You know sometimes when you’re driving and you rev the engine, and the car goes a touch over the speed limit, but it feels so good? All of a sudden you’re cruising. There’s no wind drag, no bumps in the road, your shoulders relax down and you can handle the wheel with a light touch. Up ahead, there’s a minivan with four bikes strapped to the back. And it’s coming up alongside a semi with its indicators on for your exit. And you think, I’m going to glide past that minivan and get in front of the semi before it hits the exit. And then you do it. And it’s like nothing. Why? You found the sweet spot.
Maybe you don’t like to drive, so you dance. And you had that moment where you strapped on those pointe shoes and for the first time ever, did a quadruple pirouette.
Or you golf and you’ve been trying that same swing and hitting the sand trap over and over again. Then all of a sudden. The green.
NaNoWriMo week two can be like that. Really.
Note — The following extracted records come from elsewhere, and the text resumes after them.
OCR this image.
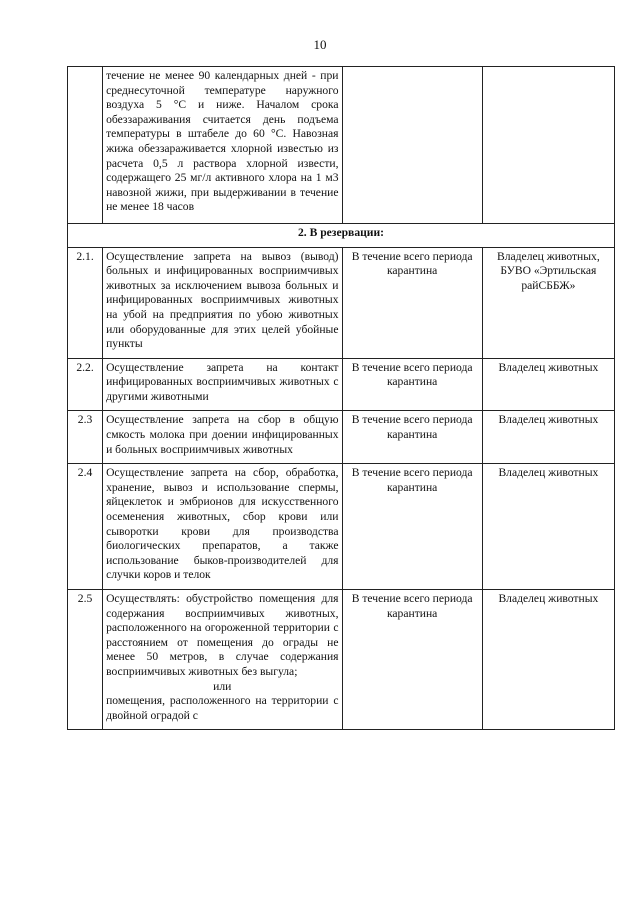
10
	течение не менее 90 календарных дней - при среднесуточной температуре наружного воздуха 5 °С и ниже. Началом срока обеззараживания считается день подъема температуры в штабеле до 60 °С. Навозная жижа обеззараживается хлорной известью из расчета 0,5 л раствора хлорной извести, содержащего 25 мг/л активного хлора на 1 м3 навозной жижи, при выдерживании в течение не менее 18 часов		
2. В резервации:			
2.1.	Осуществление запрета на вывоз (вывод) больных и инфицированных восприимчивых животных за исключением вывоза больных и инфицированных восприимчивых животных на убой на предприятия по убою животных или оборудованные для этих целей убойные пункты	В течение всего периода карантина	Владелец животных, БУВО «Эртильская райСББЖ»
2.2.	Осуществление запрета на контакт инфицированных восприимчивых животных с другими животными	В течение всего периода карантина	Владелец животных
2.3	Осуществление запрета на сбор в общую смкость молока при доении инфицированных и больных восприимчивых животных	В течение всего периода карантина	Владелец животных
2.4	Осуществление запрета на сбор, обработка, хранение, вывоз и использование спермы, яйцеклеток и эмбрионов для искусственного осеменения животных, сбор крови или сыворотки крови для производства биологических препаратов, а также использование быков-производителей для случки коров и телок	В течение всего периода карантина	Владелец животных
2.5	Осуществлять: обустройство помещения для содержания восприимчивых животных, расположенного на огороженной территории с расстоянием от помещения до ограды не менее 50 метров, в случае содержания восприимчивых животных без выгула;
или
помещения, расположенного на территории с двойной оградой с	В течение всего периода карантина	Владелец животных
These things have one thing in common: repetition. Success with writing–with anything, really–has to do with how often you do it. The best musicians practice, practice, practice. The best dancers take class after class. The best writers get up every day and write.
I had a conversation with Andrea Davis Pinkney recently. It was not meant to be about writing stuff, but we’re both moms who work full time and also write books, so it came up about 1/2 hour in. I wanted to know how she manages to write her own books, and still keep the day job (as VP of trade at Scholastic, no less). Her answer was simple. “I write every day. That’s what writers do. They write.” (You’ll forgive me, that might not be an exact quote.) As it turns out she has a brutal routine, starting at 4am.
Honestly, I was shocked, but then I remembered a conversation I had with another Scholastic mom, editor by day writer by wee hour of the morning, Lauren Tarshis, author of the I Survived series. Her pace is two books per year. She also gets up at 4am. Ms. Pinkney reminded me that Lauren’s a mom of 4. My measly 2 children are no excuse.
The next morning, I got up at 5am to write. It was not easy. But now, I’ve been doing it for a month and my body is used to it. The alarm goes off and I feel perfectly rested. Every day the words come. So by now, NaNoWriMo week 2, I’ve got swing. Balance. The sweet spot. The words and I show up at the same time.
Maybe I should have told you this sooner. Like the week NaNoWriMo started, or a month ago when I started doing this, but I had to see if it worked first.
So that’s the sweet spot that makes the car glide, your pirouette defy physics, and the words pour out. Maybe they’re not great words, and sure you’ll have to go clean up after them, but they’re there.